AFRICAN glaciers are some of the fastest-melting on the planet. On Mount Kilimanjaro in Tanzania they could be gone by 2040, while those of Mount Kenya and the little-studied Rwenzori mountains that span Uganda and the Democratic Republic of the Congo may vanish this decade.
Their loss will deprive scientists of critical ice cores recording the mostly undocumented climatic history of equatorial Africa, and could drive rare plant and animal species to extinction in these unique ecosystems on the mountain slopes.
Together with my wife and fellow journalist, Alessandra Prentice, I spent eight days hiking in the Rwenzoris to photograph some of the glaciers in this range before they disappear.

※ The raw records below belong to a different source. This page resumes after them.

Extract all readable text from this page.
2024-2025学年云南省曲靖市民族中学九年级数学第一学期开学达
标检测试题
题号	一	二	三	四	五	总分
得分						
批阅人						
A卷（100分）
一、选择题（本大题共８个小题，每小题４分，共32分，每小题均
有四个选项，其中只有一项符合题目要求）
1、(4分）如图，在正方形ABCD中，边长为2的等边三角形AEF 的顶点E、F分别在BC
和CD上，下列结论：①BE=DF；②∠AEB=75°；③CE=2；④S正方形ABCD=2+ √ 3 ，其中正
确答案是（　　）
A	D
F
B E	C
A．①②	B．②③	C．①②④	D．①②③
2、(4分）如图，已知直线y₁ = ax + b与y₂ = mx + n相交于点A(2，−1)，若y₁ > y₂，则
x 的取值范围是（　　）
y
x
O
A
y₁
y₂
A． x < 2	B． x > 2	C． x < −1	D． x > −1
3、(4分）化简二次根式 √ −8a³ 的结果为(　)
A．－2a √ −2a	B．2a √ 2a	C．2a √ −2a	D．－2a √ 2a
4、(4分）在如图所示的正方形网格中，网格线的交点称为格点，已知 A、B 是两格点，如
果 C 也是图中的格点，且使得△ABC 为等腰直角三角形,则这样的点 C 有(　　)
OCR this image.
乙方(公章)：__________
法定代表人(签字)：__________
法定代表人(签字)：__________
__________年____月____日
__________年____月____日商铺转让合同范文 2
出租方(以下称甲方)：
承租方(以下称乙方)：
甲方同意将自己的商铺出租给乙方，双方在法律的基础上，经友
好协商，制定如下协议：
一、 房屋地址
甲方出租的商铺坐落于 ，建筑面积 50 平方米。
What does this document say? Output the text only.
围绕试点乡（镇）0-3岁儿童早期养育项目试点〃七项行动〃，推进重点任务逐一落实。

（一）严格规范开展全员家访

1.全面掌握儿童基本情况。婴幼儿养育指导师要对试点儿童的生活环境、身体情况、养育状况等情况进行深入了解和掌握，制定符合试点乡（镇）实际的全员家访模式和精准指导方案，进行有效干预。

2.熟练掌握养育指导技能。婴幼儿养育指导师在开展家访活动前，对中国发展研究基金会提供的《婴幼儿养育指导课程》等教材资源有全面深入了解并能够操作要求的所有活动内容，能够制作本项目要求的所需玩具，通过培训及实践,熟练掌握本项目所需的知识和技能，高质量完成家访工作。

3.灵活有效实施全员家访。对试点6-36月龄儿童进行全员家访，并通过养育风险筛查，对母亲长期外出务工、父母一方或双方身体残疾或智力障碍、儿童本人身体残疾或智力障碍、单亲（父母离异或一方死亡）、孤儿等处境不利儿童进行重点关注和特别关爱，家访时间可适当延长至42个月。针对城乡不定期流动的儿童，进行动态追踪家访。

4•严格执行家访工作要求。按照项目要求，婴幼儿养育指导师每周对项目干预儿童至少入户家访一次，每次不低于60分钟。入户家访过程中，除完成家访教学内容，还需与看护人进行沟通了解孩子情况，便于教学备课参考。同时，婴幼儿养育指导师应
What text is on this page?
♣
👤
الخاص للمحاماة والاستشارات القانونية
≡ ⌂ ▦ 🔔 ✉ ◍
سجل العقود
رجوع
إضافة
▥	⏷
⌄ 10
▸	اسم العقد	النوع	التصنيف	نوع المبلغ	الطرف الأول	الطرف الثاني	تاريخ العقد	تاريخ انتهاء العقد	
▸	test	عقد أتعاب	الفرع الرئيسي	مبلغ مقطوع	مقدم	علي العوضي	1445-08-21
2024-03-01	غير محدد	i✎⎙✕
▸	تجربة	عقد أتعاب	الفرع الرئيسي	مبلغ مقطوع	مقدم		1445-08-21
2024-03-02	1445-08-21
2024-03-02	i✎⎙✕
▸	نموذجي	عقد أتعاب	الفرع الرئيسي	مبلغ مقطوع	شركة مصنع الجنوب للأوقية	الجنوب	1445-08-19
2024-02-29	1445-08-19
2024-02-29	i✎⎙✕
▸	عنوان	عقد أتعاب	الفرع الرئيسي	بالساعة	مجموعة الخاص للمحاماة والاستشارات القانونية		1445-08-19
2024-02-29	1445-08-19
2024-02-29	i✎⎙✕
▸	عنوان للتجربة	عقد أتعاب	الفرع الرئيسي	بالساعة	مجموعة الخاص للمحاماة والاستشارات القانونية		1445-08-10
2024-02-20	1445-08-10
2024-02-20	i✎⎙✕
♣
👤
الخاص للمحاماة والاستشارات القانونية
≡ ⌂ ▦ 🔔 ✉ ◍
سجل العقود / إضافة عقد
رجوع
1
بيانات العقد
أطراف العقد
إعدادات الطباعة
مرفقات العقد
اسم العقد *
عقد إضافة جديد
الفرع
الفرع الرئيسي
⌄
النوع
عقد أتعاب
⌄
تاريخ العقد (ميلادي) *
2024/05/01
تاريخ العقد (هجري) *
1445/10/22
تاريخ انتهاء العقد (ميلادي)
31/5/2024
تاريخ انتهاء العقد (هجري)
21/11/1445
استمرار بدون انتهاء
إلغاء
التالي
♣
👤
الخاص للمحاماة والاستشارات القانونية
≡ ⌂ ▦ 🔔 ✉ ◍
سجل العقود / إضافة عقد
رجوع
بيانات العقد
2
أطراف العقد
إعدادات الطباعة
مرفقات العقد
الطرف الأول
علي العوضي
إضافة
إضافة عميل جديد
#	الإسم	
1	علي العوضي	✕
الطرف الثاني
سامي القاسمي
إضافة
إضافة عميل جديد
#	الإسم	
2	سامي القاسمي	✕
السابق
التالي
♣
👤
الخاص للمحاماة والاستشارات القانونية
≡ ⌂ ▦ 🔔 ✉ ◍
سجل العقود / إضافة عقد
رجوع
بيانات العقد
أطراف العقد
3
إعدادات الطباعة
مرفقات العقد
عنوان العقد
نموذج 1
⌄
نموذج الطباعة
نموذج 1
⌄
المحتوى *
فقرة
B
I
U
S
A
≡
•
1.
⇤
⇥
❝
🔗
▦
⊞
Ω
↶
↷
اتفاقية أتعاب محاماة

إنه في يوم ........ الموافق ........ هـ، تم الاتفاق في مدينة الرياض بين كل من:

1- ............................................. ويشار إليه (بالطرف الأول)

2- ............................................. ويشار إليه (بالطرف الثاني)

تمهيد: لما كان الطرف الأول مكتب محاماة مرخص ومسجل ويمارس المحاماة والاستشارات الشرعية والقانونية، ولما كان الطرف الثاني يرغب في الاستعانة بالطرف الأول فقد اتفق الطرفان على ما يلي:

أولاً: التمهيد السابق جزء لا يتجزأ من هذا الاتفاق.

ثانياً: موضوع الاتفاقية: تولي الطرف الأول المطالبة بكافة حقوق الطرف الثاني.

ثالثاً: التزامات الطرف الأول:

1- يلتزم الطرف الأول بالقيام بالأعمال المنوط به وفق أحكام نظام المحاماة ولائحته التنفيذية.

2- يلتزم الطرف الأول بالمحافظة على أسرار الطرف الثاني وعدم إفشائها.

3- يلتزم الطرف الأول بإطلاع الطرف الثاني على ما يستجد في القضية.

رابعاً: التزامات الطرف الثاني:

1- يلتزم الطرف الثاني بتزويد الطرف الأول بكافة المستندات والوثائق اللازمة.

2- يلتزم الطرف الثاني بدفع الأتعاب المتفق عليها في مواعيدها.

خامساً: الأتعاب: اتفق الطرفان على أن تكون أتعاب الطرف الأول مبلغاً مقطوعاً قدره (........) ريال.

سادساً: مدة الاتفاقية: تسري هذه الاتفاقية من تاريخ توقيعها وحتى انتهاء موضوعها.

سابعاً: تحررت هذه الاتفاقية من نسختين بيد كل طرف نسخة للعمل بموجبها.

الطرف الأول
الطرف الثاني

The main image shows sunrise over the retreating Stanley glacier, huddled in the valley between the peaks of Margherita (the third highest point in Africa at 5109m) and Alexandra, which form part of Mount Stanley. Photos from 1906 show thick ice covering the tops of the range, but glaciers now cover less than 1 square kilometre.
To get to this location, we hiked for six days, sometimes slipping into the knee-deep mud of the Rwenzoris, which means “the rainmaker” in the local language, Konjo.
The remaining images show: the melting nose of the Stanley glacier; a giant Senecio; guides Enock Bwambale and Uziah Kule from Rwenzori Trekking Services; the giant rosette of a lobelia; a porter carrying supplies through the giant heathers of the Rwenzoris (pictured above); Bwambale and Prentice on the Stanley glacier (pictured below).